Sirius nunca contou a ninguém.
(Mesmo que – e como era difícil admiti-lo! – às vezes as palavras acabassem saindo nervosas e tensas, num fluxo interminável de felicidade, quando estava perto de seus amigos. Guardava bem a informação.)
Não contou porque era a sua descoberta e o seu fascínio, e porque tanto entreouvia segredos infelizes entre seus pais e familiares que se achou no direito de ter o seu próprio, adorável e companheiro das noites insones.
(Mas que segredos seriam aqueles, que eram gritados a plenos pulmões, que gerava tantas lágrimas em tia Druella? Que segredos mais estranhos, pois a mente de criança de Sirius ainda enxergava segredos e surpresas como coisas adoráveis e deliciosas, como acordar pela manhã e sentir cheiro de waffles, ou procurar com Regulus os presentes escondidos de Natal.
Por que então Andromeda desaparecera sem dar notícias e as narinas de Bellatrix dilatavam a cada menção à irmã? Ninguém queria lhe explicar – tinha algo a ver com sangue e uns pedaços de tapeçaria, mas, afinal, o que em sua vida não tinha?
Só seus amigos e aquela capa...
Sirius jamais contou a eles a história da prima fugitiva, nem aos pais que dela recebera uma carta.)
Era a diversão e o desafio de fazer sumir...
(Demorou a entender que não precisava mais se esconder.

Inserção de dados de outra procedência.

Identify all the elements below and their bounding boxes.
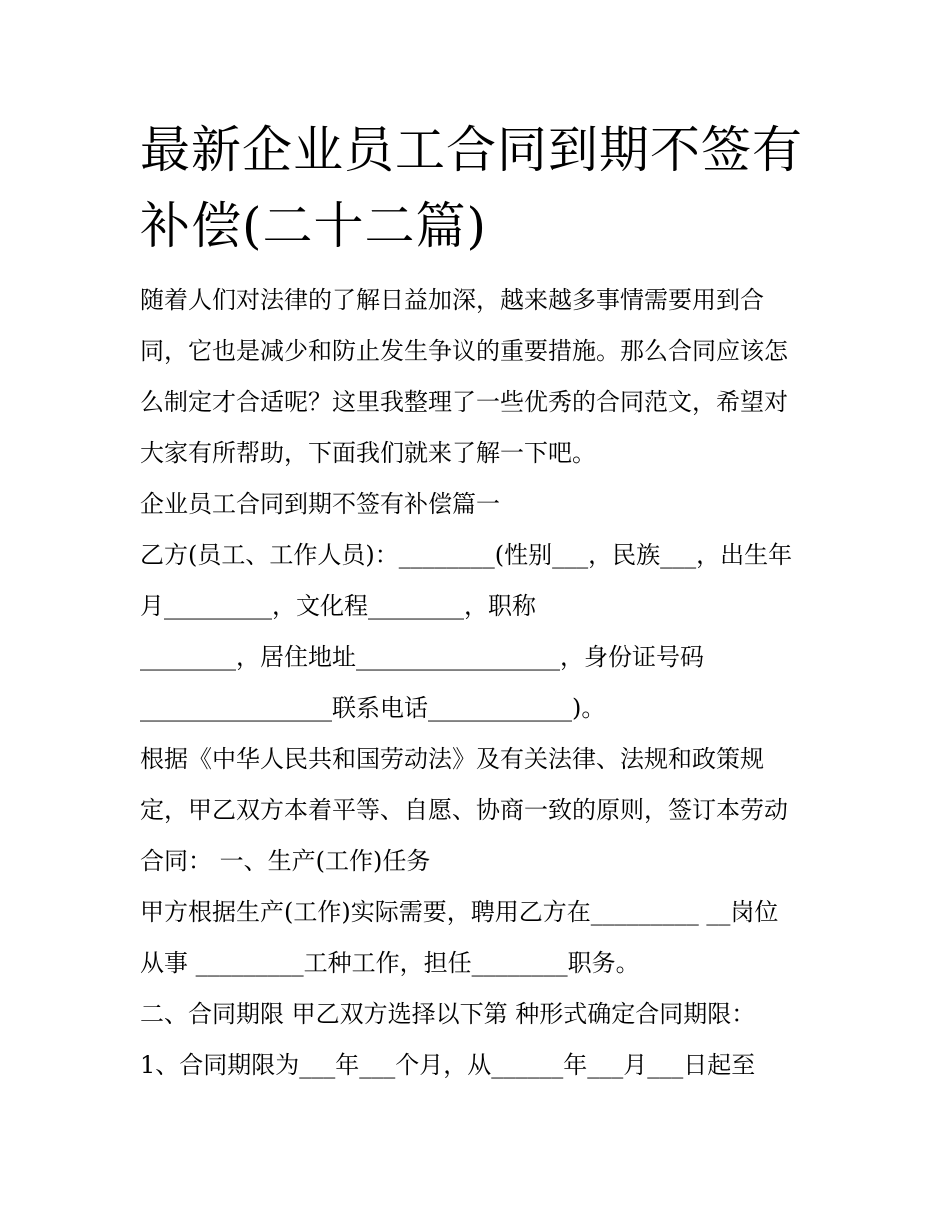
intro-line-1: 随着人们对法律的了解日益加深，越来越多事情需要用到合 — [140, 286, 764, 314]
task-line-2: 从事 _________工种工作，担任________职务。 — [140, 949, 640, 977]
document-title — [140, 112, 830, 264]
intro-line-4: 大家有所帮助，下面我们就来了解一下吧。 — [140, 439, 596, 467]
intro-line-2: 同，它也是减少和防止发生争议的重要措施。那么合同应该怎 — [140, 337, 788, 365]
title-line-2: 补偿(二十二篇) — [140, 197, 488, 255]
title-line-1: 最新企业员工合同到期不签有 — [140, 121, 803, 179]
basis-line-2: 定，甲乙双方本着平等、自愿、协商一致的原则，签订本劳动 — [140, 796, 788, 824]
party-b-line-3: ________，居住地址_________________，身份证号码 — [140, 643, 704, 671]
term-heading: 二、合同期限 甲乙双方选择以下第 种形式确定合同期限： — [140, 1000, 756, 1028]
party-b-line-4: ________________联系电话____________)。 — [140, 694, 606, 722]
task-line-1: 甲方根据生产(工作)实际需要，聘用乙方在_________ __岗位 — [140, 898, 779, 926]
intro-line-3: 么制定才合适呢？这里我整理了一些优秀的合同范文，希望对 — [140, 388, 788, 416]
basis-line-1: 根据《中华人民共和国劳动法》及有关法律、法规和政策规 — [140, 745, 764, 773]
term-line-1: 1、合同期限为___年___个月，从______年___月___日起至 — [140, 1051, 756, 1079]
party-b-line-1: 乙方(员工、工作人员)：________(性别___，民族___，出生年 — [140, 541, 793, 569]
section-heading: 企业员工合同到期不签有补偿篇一 — [140, 490, 500, 518]
basis-line-3: 合同： 一、生产(工作)任务 — [140, 847, 431, 875]
party-b-line-2: 月_________，文化程________，职称 — [140, 592, 536, 620]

Primeiro consigo mesmo. Era-lhe impossível admitir até quando sentia frio ou estava cansado. Era-lhe impossível admitir que achava difícil ou que daria trabalho.

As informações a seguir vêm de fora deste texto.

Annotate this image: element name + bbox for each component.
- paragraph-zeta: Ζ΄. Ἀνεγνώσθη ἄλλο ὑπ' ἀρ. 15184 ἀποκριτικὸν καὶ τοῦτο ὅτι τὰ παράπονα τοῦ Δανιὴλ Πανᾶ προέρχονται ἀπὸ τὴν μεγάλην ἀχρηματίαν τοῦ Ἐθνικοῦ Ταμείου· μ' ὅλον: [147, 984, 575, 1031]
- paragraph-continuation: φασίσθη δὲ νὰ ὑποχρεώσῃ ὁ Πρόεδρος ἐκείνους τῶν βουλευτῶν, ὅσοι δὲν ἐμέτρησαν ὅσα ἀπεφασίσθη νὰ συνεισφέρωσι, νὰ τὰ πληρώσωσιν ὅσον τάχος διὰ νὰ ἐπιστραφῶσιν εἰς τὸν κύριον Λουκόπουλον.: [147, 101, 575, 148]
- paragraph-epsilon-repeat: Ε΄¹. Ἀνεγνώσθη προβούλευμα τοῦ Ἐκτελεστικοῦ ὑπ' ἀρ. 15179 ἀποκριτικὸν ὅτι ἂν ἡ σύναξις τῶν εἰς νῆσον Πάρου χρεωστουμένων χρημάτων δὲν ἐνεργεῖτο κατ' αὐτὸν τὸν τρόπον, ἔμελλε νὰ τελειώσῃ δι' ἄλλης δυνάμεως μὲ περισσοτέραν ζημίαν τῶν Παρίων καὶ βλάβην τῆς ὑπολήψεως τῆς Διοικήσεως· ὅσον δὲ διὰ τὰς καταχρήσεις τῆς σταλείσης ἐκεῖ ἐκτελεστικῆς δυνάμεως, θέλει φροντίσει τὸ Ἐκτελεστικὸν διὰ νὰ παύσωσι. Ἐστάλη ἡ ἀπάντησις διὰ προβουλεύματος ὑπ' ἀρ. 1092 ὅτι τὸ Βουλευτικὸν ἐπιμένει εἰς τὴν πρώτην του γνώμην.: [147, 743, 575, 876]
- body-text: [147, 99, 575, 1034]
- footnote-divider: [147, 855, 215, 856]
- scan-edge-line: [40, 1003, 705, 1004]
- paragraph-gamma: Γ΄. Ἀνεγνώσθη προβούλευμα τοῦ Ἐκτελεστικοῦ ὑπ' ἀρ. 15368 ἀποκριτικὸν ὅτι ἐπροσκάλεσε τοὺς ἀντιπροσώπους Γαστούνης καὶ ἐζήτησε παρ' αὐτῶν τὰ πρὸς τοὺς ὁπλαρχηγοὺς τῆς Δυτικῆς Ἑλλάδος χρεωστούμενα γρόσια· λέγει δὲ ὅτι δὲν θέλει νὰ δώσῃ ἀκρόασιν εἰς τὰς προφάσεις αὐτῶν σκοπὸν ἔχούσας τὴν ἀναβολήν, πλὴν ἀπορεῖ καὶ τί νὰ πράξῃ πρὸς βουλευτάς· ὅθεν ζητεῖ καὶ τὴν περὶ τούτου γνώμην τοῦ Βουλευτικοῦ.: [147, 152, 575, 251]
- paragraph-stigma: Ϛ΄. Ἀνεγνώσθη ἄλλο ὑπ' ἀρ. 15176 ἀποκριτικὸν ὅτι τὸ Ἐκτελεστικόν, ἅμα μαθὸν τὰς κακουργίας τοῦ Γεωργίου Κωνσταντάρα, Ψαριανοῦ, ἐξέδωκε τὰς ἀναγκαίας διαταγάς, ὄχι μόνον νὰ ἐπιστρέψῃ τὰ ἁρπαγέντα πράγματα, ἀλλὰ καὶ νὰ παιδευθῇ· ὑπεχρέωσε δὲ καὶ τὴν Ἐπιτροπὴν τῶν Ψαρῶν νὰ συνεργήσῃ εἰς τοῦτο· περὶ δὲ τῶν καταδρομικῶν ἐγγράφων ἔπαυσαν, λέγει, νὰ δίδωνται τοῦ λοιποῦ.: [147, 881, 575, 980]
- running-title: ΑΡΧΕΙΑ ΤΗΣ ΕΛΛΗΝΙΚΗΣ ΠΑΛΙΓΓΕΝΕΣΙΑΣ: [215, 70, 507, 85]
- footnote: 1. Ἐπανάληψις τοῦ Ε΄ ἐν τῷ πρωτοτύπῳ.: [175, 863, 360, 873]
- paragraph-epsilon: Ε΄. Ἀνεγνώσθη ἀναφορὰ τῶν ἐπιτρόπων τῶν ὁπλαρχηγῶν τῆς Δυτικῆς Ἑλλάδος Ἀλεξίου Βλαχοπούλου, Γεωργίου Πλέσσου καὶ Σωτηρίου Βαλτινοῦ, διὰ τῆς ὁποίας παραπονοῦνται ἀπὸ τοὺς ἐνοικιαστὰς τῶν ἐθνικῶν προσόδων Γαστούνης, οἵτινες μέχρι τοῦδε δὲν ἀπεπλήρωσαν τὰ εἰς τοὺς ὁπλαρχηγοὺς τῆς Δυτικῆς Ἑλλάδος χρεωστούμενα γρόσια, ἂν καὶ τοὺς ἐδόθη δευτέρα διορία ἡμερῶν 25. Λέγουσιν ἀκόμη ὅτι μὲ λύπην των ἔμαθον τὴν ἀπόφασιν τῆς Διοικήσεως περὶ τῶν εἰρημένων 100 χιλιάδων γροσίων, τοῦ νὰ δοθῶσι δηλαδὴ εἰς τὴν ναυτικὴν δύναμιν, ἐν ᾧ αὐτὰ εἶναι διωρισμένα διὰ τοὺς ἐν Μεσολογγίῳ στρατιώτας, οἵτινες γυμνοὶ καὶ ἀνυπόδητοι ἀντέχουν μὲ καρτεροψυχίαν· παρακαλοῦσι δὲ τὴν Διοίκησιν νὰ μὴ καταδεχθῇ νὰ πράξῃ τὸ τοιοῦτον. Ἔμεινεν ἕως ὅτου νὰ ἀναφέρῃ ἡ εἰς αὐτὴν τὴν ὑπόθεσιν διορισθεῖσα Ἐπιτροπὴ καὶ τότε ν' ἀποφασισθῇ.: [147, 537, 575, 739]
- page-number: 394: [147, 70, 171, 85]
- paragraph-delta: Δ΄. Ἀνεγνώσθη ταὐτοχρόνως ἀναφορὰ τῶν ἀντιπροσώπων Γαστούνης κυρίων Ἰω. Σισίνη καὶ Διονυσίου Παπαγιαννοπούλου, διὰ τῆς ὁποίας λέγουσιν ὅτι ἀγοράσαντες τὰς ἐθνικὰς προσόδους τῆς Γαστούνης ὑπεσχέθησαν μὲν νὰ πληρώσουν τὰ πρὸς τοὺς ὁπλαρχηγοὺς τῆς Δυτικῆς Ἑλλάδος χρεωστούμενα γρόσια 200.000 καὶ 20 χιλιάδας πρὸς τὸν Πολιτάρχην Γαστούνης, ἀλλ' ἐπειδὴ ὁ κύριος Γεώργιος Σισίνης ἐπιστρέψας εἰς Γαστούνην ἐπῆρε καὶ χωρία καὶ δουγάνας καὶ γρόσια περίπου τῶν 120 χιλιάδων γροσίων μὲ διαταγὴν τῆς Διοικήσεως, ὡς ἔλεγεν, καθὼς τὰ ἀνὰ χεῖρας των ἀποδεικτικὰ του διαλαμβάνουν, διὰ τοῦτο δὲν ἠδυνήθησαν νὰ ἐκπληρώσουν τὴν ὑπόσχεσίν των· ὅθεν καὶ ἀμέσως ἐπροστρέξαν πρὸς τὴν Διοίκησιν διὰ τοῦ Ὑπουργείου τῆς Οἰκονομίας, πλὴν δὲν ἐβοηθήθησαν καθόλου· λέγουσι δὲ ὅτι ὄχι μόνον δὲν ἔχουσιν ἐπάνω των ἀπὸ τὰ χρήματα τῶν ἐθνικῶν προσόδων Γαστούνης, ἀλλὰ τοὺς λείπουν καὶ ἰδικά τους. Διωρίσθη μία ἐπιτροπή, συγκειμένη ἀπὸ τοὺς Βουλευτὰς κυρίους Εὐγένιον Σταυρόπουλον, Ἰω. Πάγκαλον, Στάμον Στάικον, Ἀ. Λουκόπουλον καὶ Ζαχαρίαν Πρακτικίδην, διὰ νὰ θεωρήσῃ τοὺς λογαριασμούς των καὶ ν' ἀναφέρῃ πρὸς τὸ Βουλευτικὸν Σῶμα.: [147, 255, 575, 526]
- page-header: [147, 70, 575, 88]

Depois, aos amigos. Eram gente de confiança, não era como correr atrás de Bellatrix para impedi-la de contar para mamãe das brincadeiras dele e de Regulus. Eram gente confortável, e logo deixaram de ser gente para virarem eles, seus amigos, seus.
Às vezes queria fazer sumir a sua própria insegurança, e aprendeu a transformá-la, aos pouquinhos, em comentários engraçados ditos na hora certa, em gargalhadas, em olhos brilhando de carinho.)

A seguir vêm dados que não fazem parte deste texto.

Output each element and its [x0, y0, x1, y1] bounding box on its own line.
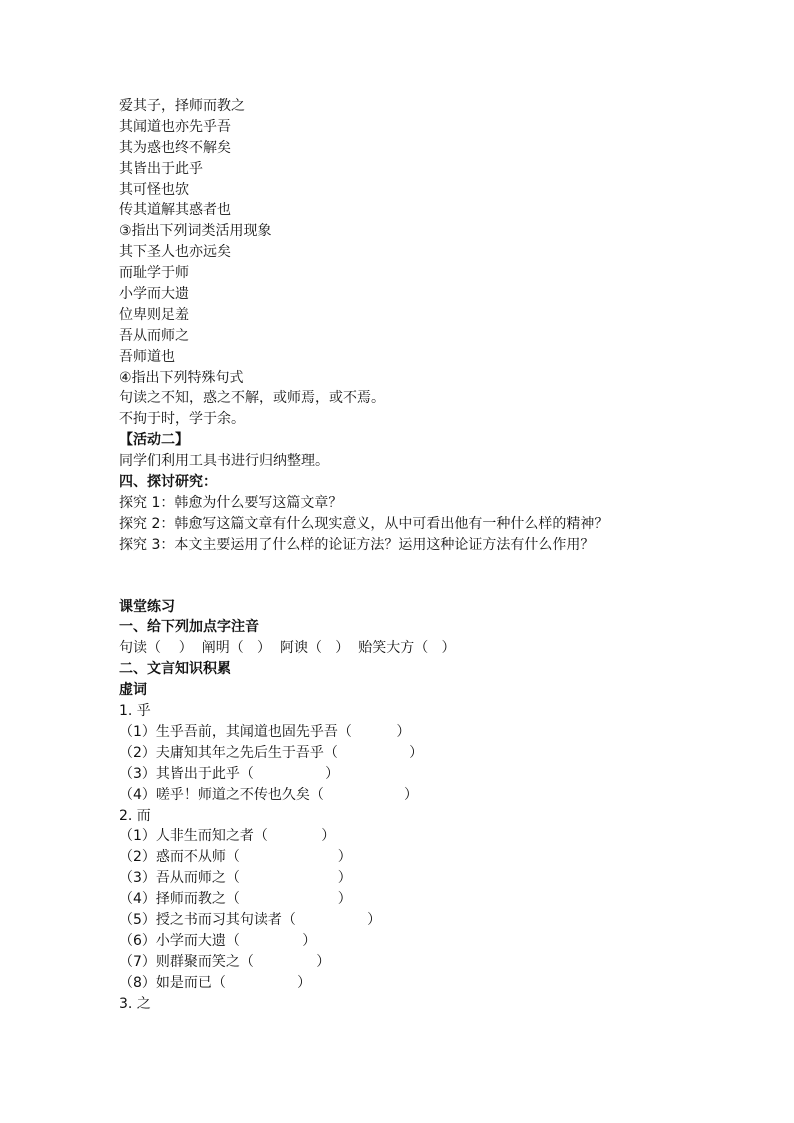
text-line: 吾从而师之	[119, 327, 189, 344]
exercise-item: （6）小学而大遗（ ）	[119, 932, 317, 949]
text-line: 传其道解其惑者也	[119, 202, 231, 219]
exercise-item: （1）人非生而知之者（ ）	[119, 828, 336, 845]
part1-line: 句读（ ） 阐明（ ） 阿谀（ ） 贻笑大方（ ）	[119, 640, 456, 657]
group-label-hu: 1. 乎	[119, 703, 151, 720]
exercise-item: （5）授之书而习其句读者（ ）	[119, 911, 382, 928]
part1-heading: 一、给下列加点字注音	[119, 619, 259, 636]
text-line: 其可怪也欤	[119, 181, 189, 198]
subsection-heading: ③指出下列词类活用现象	[119, 223, 272, 240]
explore-item: 探究 3：本文主要运用了什么样的论证方法？运用这种论证方法有什么作用？	[119, 536, 595, 553]
text-line: 其为惑也终不解矣	[119, 139, 231, 156]
text-line: 吾师道也	[119, 348, 175, 365]
text-line: 其下圣人也亦远矣	[119, 244, 231, 261]
text-line: 小学而大遗	[119, 286, 189, 303]
activity-text: 同学们利用工具书进行归纳整理。	[119, 453, 329, 470]
practice-title: 课堂练习	[119, 598, 175, 615]
text-line: 而耻学于师	[119, 265, 189, 282]
text-line: 句读之不知，惑之不解，或师焉，或不焉。	[119, 390, 385, 407]
group-label-er: 2. 而	[119, 807, 151, 824]
page-content	[119, 96, 719, 1014]
text-line: 爱其子，择师而教之	[119, 98, 245, 114]
exercise-item: （2）夫庸知其年之先后生于吾乎（ ）	[119, 744, 424, 761]
text-line: 其闻道也亦先乎吾	[119, 118, 231, 135]
text-line: 不拘于时，学于余。	[119, 411, 245, 428]
exercise-item: （3）其皆出于此乎（ ）	[119, 765, 340, 782]
explore-item: 探究 1：韩愈为什么要写这篇文章？	[119, 494, 343, 511]
exercise-item: （8）如是而已（ ）	[119, 974, 312, 991]
discussion-heading: 四、探讨研究：	[119, 474, 217, 491]
spacer	[119, 556, 719, 597]
subsection-heading: ④指出下列特殊句式	[119, 369, 244, 386]
activity-heading: 【活动二】	[119, 432, 189, 449]
exercise-item: （4）嗟乎！师道之不传也久矣（ ）	[119, 786, 419, 803]
exercise-item: （7）则群聚而笑之（ ）	[119, 953, 331, 970]
part2-heading: 二、文言知识积累	[119, 661, 231, 678]
xuci-heading: 虚词	[119, 682, 147, 699]
group-label-zhi: 3. 之	[119, 995, 151, 1012]
section-a-lines	[119, 96, 719, 430]
exercise-item: （2）惑而不从师（ ）	[119, 849, 352, 866]
exercise-item: （4）择师而教之（ ）	[119, 891, 352, 908]
explore-item: 探究 2：韩愈写这篇文章有什么现实意义，从中可看出他有一种什么样的精神？	[119, 515, 609, 532]
exercise-item: （1）生乎吾前，其闻道也固先乎吾（ ）	[119, 723, 411, 740]
text-line: 位卑则足羞	[119, 306, 189, 323]
exercise-item: （3）吾从而师之（ ）	[119, 870, 352, 887]
text-line: 其皆出于此乎	[119, 160, 203, 177]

... e atiçava sua inteligência, também; como podia existir algo perfeito, infalível? Talvez nem fosse a questão do desaparecimento – adquirira um certo desdém por coisas escondidas, e nunca percebera como aquilo era contraditório – mas sim a certeza de que tornaria tudo transparente.
(Sentia vergonha de admitir, mas nunca havia ouvido a palavra "transparência" quando era criança. Deduzira em poucos segundos do que se tratava, mas não se lembrava de ter escutado antes.
Remus que gostava muito dessa palavra. Às vezes queria dizer "invisível" e a usava por engano, às vezes se referia a algo opaco e chamava de transparente – absurdo que fosse! –, e Sirius gostava daquele erro perdoável. Gostaria que tudo em sua casa que era invisível se tornasse transparente, e que o amor opaco pudesse ser evidente – como um dos sinônimos que encontrara num dicionário da biblioteca do pai para aquela palavra tão desconhecida em sua infância.
Também era inacreditável, mas só conhecia a palavra "família" como "grupo de parentes", e um dia vira Peter, com os olhos mais molhados do que o normal, usá-la para definir o que os outros três eram para ele.)
Engraçado: transformava em segredo ao torná-lo transparente.
Talvez fosse a coisa toda da mudança...
Sirius realmente gostava daquela capa.
NA: Eu aprendi Física, sim, mas o Sirius não. Então, erros de óptica que possam estar presentes por aí são mais falhas dele do que minhas.
(Viva a licença poética, me escusando da preguiça de repesquisar num domingo à noite. hahaha)
Baseada — até onde pode ser — em fatos reais.